Suicide gene therapy kills prostate tumor cells
Results from a long-term clinical trial conducted by cancer researchers at Houston Methodist Hospital show that combining radiation treatment with “suicide gene therapy,” a technique in which prostate cancer cells are genetically modified so they signal a patient’s immune system to attack them, provides a safe and effective one-two punch against the disease.
The researchers compared two arms of patients and report high five-year overall survival rates of 97 percent and 94 percent, respectively. That’s a five to 20 percent improvement for survival over historical studies. These findings are in the Dec. 12 online issue of the Journal of Radiation Oncology (JRO).
Sixty-six prostate cancer patients participated in the Phase II clinical trial between 1999 and 2003 and were split into two groups. One group with cancer cells confined to the prostate, designated Arm A, received only radiotherapy while the other with a more aggressive prostate cancer, Arm B, received both radiation and hormonal therapies. Patients in Arm A received the experimental gene therapy twice during the study, while the Arm B group received the treatment three times.
“We strategically used an adenovirus, similar to the one that causes the common cold, to carry the therapy agent—a herpes virus gene that produces the enzyme thymidine kinase, or TK—directly into the tumor cells,” said E. Brian Butler, M.D., chair of the Department of Radiation Oncology at Houston Methodist and senior author on the JRO paper. “Once the herpes virus gene was delivered and it started manufacturing TK, we gave patients a commonly used anti-herpes drug, valacyclovir. The combination attacked the herpes DNA, and the TK-producing tumor cells self-destructed, which is why the procedure is called ‘suicide gene therapy.’”
Butler said that once the activated valacyclovir (trade name: Valtrex) starts destroying tumor cells, it also alerts the patient’s immune system, previously unaware of the cancer’s presence, that it is time to launch a massive attack.
“We have created a vaccine with the patient’s own cancer cells, a treatment that complements, and may even enhance, what we can achieve with traditional radiation and hormonal therapies,” said Butler, professor of radiation oncology, Weill Cornell Medicine.
According to the results reported in the JRO paper, the long-term outcome for prostate cancer patients receiving gene therapy in combination with radiotherapy with or without hormonal therapy is promising.

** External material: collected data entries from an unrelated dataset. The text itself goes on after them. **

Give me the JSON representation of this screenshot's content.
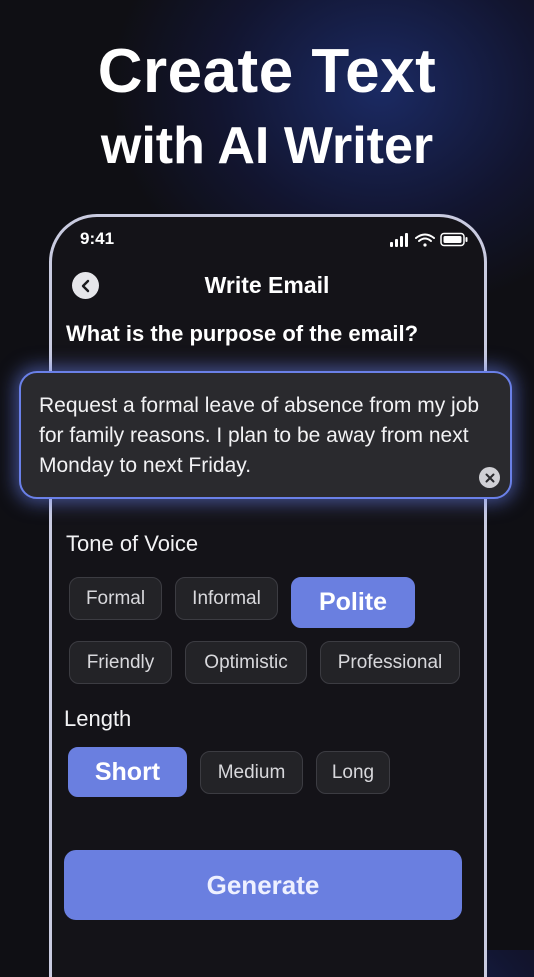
{
  "hero": {
    "line1": "Create Text",
    "line2": "with AI Writer"
  },
  "status_bar": {
    "time": "9:41"
  },
  "screen": {
    "title": "Write Email",
    "question": "What is the purpose of the email?",
    "prompt_text": "Request a formal leave of absence from my job for family reasons. I plan to be away from next Monday to next Friday."
  },
  "tone": {
    "label": "Tone of Voice",
    "options": [
      "Formal",
      "Informal",
      "Polite",
      "Friendly",
      "Optimistic",
      "Professional"
    ],
    "selected": "Polite"
  },
  "length": {
    "label": "Length",
    "options": [
      "Short",
      "Medium",
      "Long"
    ],
    "selected": "Short"
  },
  "generate_label": "Generate",
  "colors": {
    "accent": "#6a7fe0",
    "glow": "#6a80e8",
    "background": "#0f0f14"
  }
}
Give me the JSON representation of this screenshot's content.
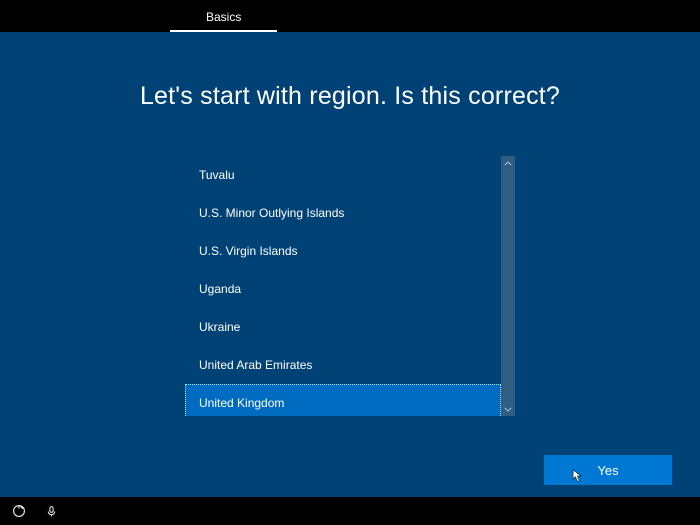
{
  "topbar": {
    "tab_label": "Basics"
  },
  "heading": "Let's start with region. Is this correct?",
  "regions": {
    "items": [
      "Tuvalu",
      "U.S. Minor Outlying Islands",
      "U.S. Virgin Islands",
      "Uganda",
      "Ukraine",
      "United Arab Emirates",
      "United Kingdom"
    ],
    "selected_index": 6
  },
  "confirm_button": "Yes",
  "icons": {
    "scroll_up": "chevron-up-icon",
    "scroll_down": "chevron-down-icon",
    "ease_of_access": "accessibility-icon",
    "audio": "microphone-icon"
  },
  "colors": {
    "background": "#004275",
    "accent": "#0078d4",
    "selected": "#006cc1"
  }
}
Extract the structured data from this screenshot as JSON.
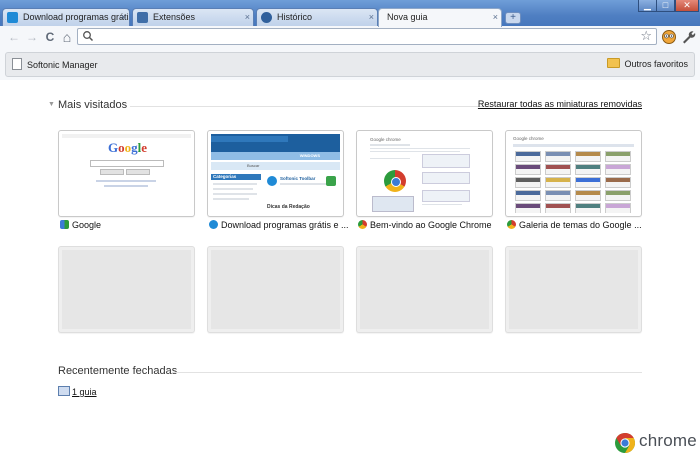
{
  "window": {
    "buttons": {
      "minimize": "▁",
      "maximize": "□",
      "close": "✕"
    }
  },
  "tabs": [
    {
      "title": "Download programas grátis,...",
      "favicon_color": "#1f8ad6",
      "active": false
    },
    {
      "title": "Extensões",
      "favicon_color": "#3f6ea8",
      "active": false
    },
    {
      "title": "Histórico",
      "favicon_color": "#2f5f9b",
      "active": false
    },
    {
      "title": "Nova guia",
      "favicon_color": "",
      "active": true
    }
  ],
  "tab_close_glyph": "×",
  "new_tab_glyph": "+",
  "toolbar": {
    "back_glyph": "←",
    "forward_glyph": "→",
    "reload_glyph": "C",
    "home_glyph": "⌂",
    "omnibox_value": "",
    "star_glyph": "☆",
    "wrench_glyph": "🔧"
  },
  "bookmarks": {
    "items": [
      {
        "label": "Softonic Manager",
        "icon": "page-icon"
      }
    ],
    "other_folder": "Outros favoritos"
  },
  "most_visited": {
    "title": "Mais visitados",
    "restore_link": "Restaurar todas as miniaturas removidas",
    "items": [
      {
        "caption": "Google",
        "favicon_color": "#3c7bd6"
      },
      {
        "caption": "Download programas grátis e ...",
        "favicon_color": "#1f8ad6"
      },
      {
        "caption": "Bem-vindo ao Google Chrome",
        "favicon_color": "#d64a2f"
      },
      {
        "caption": "Galeria de temas do Google ...",
        "favicon_color": "#d64a2f"
      }
    ],
    "thumb_texts": {
      "google_logo": "Google",
      "softonic_section": "Categorias",
      "softonic_toolbar": "Softonic Toolbar",
      "softonic_dicas": "Dicas da Redação",
      "softonic_windows": "WINDOWS",
      "softonic_search": "Buscar",
      "chrome_page_brand": "Google chrome",
      "theme_page_brand": "Google chrome"
    }
  },
  "recently_closed": {
    "title": "Recentemente fechadas",
    "link": "1 guia"
  },
  "branding": {
    "wordmark": "chrome"
  }
}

The 62 patients in both arms who completed the clinical trial had remarkably high five-year freedom from failure rates, meaning no indication by biochemical testing of cancer recurrence, of 94 percent and 91 percent, respectively. Prostate biopsies performed at 24 months after completion of treatment were negative in 83 percent of Arm A patients and 79 percent of Arm B patients.

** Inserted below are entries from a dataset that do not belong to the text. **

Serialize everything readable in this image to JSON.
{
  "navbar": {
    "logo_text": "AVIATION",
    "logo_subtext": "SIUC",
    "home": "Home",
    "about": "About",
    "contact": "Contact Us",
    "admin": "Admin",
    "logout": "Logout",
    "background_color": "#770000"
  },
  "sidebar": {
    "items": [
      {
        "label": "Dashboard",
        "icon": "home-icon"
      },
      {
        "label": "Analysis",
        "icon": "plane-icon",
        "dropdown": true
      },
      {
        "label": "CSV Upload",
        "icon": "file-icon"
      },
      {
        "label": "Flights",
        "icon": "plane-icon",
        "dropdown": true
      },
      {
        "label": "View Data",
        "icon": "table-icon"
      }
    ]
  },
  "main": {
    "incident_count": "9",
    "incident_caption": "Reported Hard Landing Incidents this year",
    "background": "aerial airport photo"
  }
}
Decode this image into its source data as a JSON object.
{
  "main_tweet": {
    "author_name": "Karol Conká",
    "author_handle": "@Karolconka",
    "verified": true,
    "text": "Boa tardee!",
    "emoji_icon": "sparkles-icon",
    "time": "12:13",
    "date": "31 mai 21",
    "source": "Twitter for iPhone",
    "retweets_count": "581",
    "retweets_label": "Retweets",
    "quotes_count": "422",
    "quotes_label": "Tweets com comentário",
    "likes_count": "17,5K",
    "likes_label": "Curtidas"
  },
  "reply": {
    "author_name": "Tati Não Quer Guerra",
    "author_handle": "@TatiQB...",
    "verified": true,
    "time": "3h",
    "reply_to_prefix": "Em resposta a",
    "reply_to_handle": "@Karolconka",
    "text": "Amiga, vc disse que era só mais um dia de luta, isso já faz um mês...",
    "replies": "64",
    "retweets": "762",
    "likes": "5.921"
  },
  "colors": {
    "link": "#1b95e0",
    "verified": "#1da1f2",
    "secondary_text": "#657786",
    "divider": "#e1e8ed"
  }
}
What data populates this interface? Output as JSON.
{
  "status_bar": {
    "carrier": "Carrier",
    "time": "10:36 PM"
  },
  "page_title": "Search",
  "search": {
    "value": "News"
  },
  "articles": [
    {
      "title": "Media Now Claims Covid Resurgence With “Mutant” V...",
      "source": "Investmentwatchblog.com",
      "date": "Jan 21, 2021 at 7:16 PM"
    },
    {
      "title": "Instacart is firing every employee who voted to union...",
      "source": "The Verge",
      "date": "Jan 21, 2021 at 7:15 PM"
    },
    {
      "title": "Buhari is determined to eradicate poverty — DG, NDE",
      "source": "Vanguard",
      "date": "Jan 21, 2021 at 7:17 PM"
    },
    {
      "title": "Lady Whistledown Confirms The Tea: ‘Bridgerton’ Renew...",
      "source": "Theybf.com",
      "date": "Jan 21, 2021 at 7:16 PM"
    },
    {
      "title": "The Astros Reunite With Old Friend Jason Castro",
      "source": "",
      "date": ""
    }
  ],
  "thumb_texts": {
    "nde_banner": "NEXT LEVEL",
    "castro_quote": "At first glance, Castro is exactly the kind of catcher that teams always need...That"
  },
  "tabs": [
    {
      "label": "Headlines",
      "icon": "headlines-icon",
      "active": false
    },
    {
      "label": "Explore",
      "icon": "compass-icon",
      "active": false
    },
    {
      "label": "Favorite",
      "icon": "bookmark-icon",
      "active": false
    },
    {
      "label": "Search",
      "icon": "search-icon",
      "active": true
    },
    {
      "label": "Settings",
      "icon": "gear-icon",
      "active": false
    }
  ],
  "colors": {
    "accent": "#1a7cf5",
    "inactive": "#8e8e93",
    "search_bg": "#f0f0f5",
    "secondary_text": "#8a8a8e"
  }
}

For all evaluative factors, the outcomes were remarkably higher than those achieved with radiotherapy alone (in data taken from historical studies used as controls).
“This is extremely pleasing to us, considering we had patients enrolled in our protocol after other physicians deemed them incurable,” said Bin Teh, M.D., vice chair of Houston Methodist’s Department of Radiation Oncology and lead author on the JROpaper. “We firmly believe this will be a viable treatment strategy.”

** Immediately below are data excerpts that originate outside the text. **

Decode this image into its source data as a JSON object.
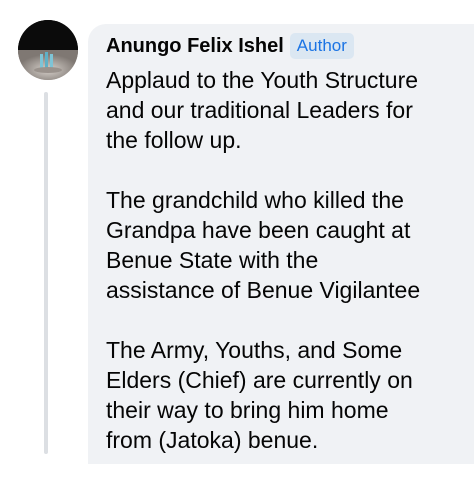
{
  "comment": {
    "author_name": "Anungo Felix Ishel",
    "author_badge": "Author",
    "paragraphs": [
      "Applaud to the Youth Structure\nand our traditional Leaders for\nthe follow up.",
      "The grandchild who killed the\nGrandpa have been caught at\nBenue State with the\nassistance of Benue Vigilantee",
      "The Army, Youths, and Some\nElders (Chief) are currently on\ntheir way to bring him home\nfrom (Jatoka) benue."
    ]
  },
  "colors": {
    "bubble_bg": "#f0f2f5",
    "badge_bg": "#dbe7f2",
    "badge_text": "#1b74e4",
    "text": "#050505",
    "thread_line": "#dcdfe3"
  },
  "icons": {
    "avatar": "user-avatar-photo"
  }
}
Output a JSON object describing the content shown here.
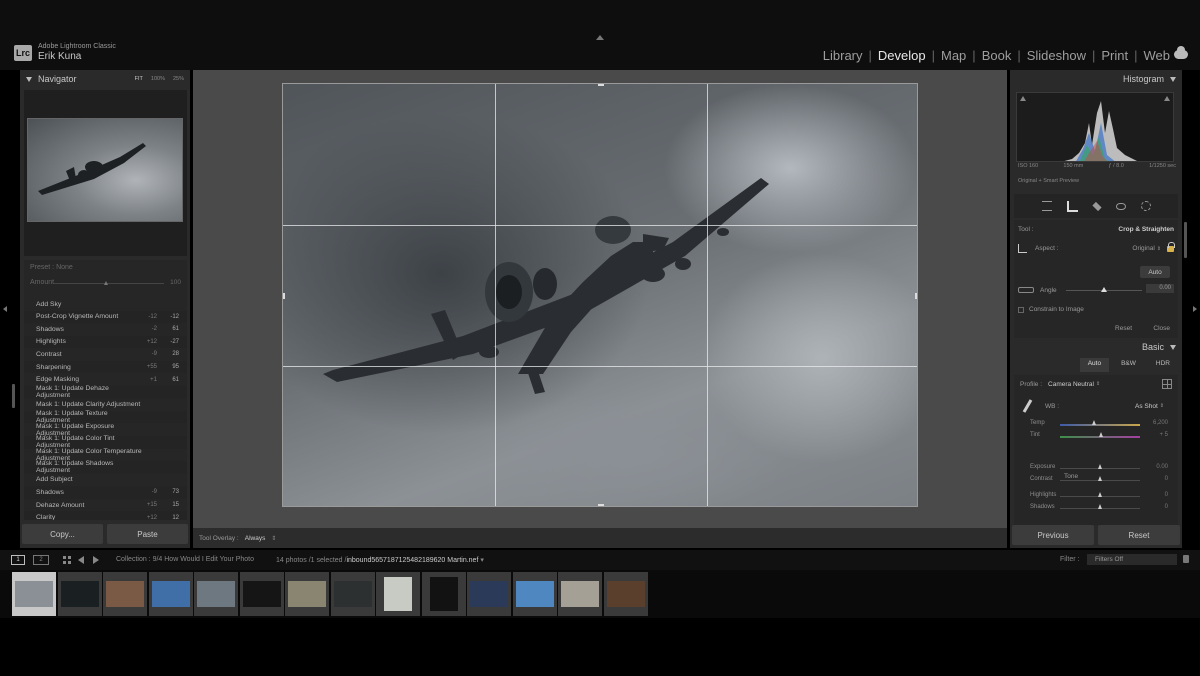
{
  "titlebar": {
    "app_name": "Adobe Lightroom Classic",
    "user_name": "Erik Kuna",
    "logo": "Lrc",
    "modules": [
      "Library",
      "Develop",
      "Map",
      "Book",
      "Slideshow",
      "Print",
      "Web"
    ],
    "active_module": "Develop",
    "icons": [
      "cloud-icon"
    ]
  },
  "navigator": {
    "title": "Navigator",
    "zoom_options": [
      "FIT",
      "100%",
      "25%"
    ]
  },
  "mask_area": {
    "preset": "Preset : None",
    "amount_label": "Amount",
    "amount_value": "100"
  },
  "history": {
    "items": [
      {
        "label": "Add Sky",
        "before": "",
        "after": ""
      },
      {
        "label": "Post-Crop Vignette Amount",
        "before": "-12",
        "after": "-12"
      },
      {
        "label": "Shadows",
        "before": "-2",
        "after": "61"
      },
      {
        "label": "Highlights",
        "before": "+12",
        "after": "-27"
      },
      {
        "label": "Contrast",
        "before": "-9",
        "after": "28"
      },
      {
        "label": "Sharpening",
        "before": "+55",
        "after": "95"
      },
      {
        "label": "Edge Masking",
        "before": "+1",
        "after": "61"
      },
      {
        "label": "Mask 1: Update Dehaze Adjustment",
        "before": "",
        "after": ""
      },
      {
        "label": "Mask 1: Update Clarity Adjustment",
        "before": "",
        "after": ""
      },
      {
        "label": "Mask 1: Update Texture Adjustment",
        "before": "",
        "after": ""
      },
      {
        "label": "Mask 1: Update Exposure Adjustment",
        "before": "",
        "after": ""
      },
      {
        "label": "Mask 1: Update Color Tint Adjustment",
        "before": "",
        "after": ""
      },
      {
        "label": "Mask 1: Update Color Temperature Adjustment",
        "before": "",
        "after": ""
      },
      {
        "label": "Mask 1: Update Shadows Adjustment",
        "before": "",
        "after": ""
      },
      {
        "label": "Add Subject",
        "before": "",
        "after": ""
      },
      {
        "label": "Shadows",
        "before": "-9",
        "after": "73"
      },
      {
        "label": "Dehaze Amount",
        "before": "+15",
        "after": "15"
      },
      {
        "label": "Clarity",
        "before": "+12",
        "after": "12"
      }
    ]
  },
  "left_buttons": {
    "copy": "Copy...",
    "paste": "Paste"
  },
  "toolbar": {
    "tool_overlay_label": "Tool Overlay :",
    "tool_overlay_value": "Always"
  },
  "histogram": {
    "title": "Histogram",
    "iso": "ISO 160",
    "focal": "150 mm",
    "aperture": "ƒ / 8.0",
    "shutter": "1/1250 sec",
    "preview_note": "Original + Smart Preview"
  },
  "crop": {
    "tool_label": "Tool :",
    "tool_name": "Crop & Straighten",
    "aspect_label": "Aspect :",
    "aspect_value": "Original",
    "auto_label": "Auto",
    "angle_label": "Angle",
    "angle_value": "0.00",
    "angle_fraction": 0.5,
    "constrain_label": "Constrain to Image",
    "reset_label": "Reset",
    "close_label": "Close"
  },
  "basic": {
    "title": "Basic",
    "treatments": [
      "Auto",
      "B&W",
      "HDR"
    ],
    "profile_label": "Profile :",
    "profile_value": "Camera Neutral",
    "wb_label": "WB :",
    "wb_value": "As Shot",
    "tone_label": "Tone",
    "sliders": [
      {
        "label": "Temp",
        "value": "6,200",
        "fraction": 0.43
      },
      {
        "label": "Tint",
        "value": "+ 5",
        "fraction": 0.52
      },
      {
        "label": "Exposure",
        "value": "0.00",
        "fraction": 0.5
      },
      {
        "label": "Contrast",
        "value": "0",
        "fraction": 0.5
      },
      {
        "label": "Highlights",
        "value": "0",
        "fraction": 0.5
      },
      {
        "label": "Shadows",
        "value": "0",
        "fraction": 0.5
      }
    ]
  },
  "right_buttons": {
    "previous": "Previous",
    "reset": "Reset"
  },
  "filmbar": {
    "view_primary": "1",
    "view_secondary": "2",
    "collection": "Collection : 9/4 How Would I Edit Your Photo",
    "count": "14 photos /1 selected /",
    "filename": "inbound5657187125482189620 Martin.nef",
    "filter_label": "Filter :",
    "filter_value": "Filters Off"
  },
  "filmstrip": {
    "thumbs": [
      {
        "color": "#8a9096",
        "selected": true,
        "tall": false
      },
      {
        "color": "#1a1f22",
        "selected": false,
        "tall": false
      },
      {
        "color": "#7a5a45",
        "selected": false,
        "tall": false
      },
      {
        "color": "#3f6fa6",
        "selected": false,
        "tall": false
      },
      {
        "color": "#6e7880",
        "selected": false,
        "tall": false
      },
      {
        "color": "#151515",
        "selected": false,
        "tall": false
      },
      {
        "color": "#8a8570",
        "selected": false,
        "tall": false
      },
      {
        "color": "#2d3030",
        "selected": false,
        "tall": false
      },
      {
        "color": "#c7cbc4",
        "selected": false,
        "tall": true
      },
      {
        "color": "#121212",
        "selected": false,
        "tall": true
      },
      {
        "color": "#2c3a5a",
        "selected": false,
        "tall": false
      },
      {
        "color": "#4f88c0",
        "selected": false,
        "tall": false
      },
      {
        "color": "#a4a096",
        "selected": false,
        "tall": false
      },
      {
        "color": "#5a3f2c",
        "selected": false,
        "tall": false
      }
    ]
  }
}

Adding to the impressive therapeutic results, Teh said, is the fact that the majority of patients in the clinical trial experienced little or no side effects or complications. A Phase III patient trial, the final safety and efficacy evaluation for the in-situ immunomodulatory gene therapy before it can be approved by the Food and Drug Administration, is already underway. Prostate cancer is the most common cancer in men and causes significant mortality.
The researchers who collaborated with Butler and Teh on the Journal of Radiation Oncology paper were: Hiromichi Ishiyama, M.D., Ph.D., Kitasato University School of Medicine (Sagamilhara, Kanagawa, Japan); Wei-yuan Mai, M.D., Michael E. DeBakey VA Medical Center (Houston, Texas); and Timothy Thompson, Ph.D., The University of Texas MD Anderson Cancer Center (Houston, Texas).
The work was supported by grants from the National Cancer Institute, the Houston Methodist Hospital Foundation and the General Clinical Research Center.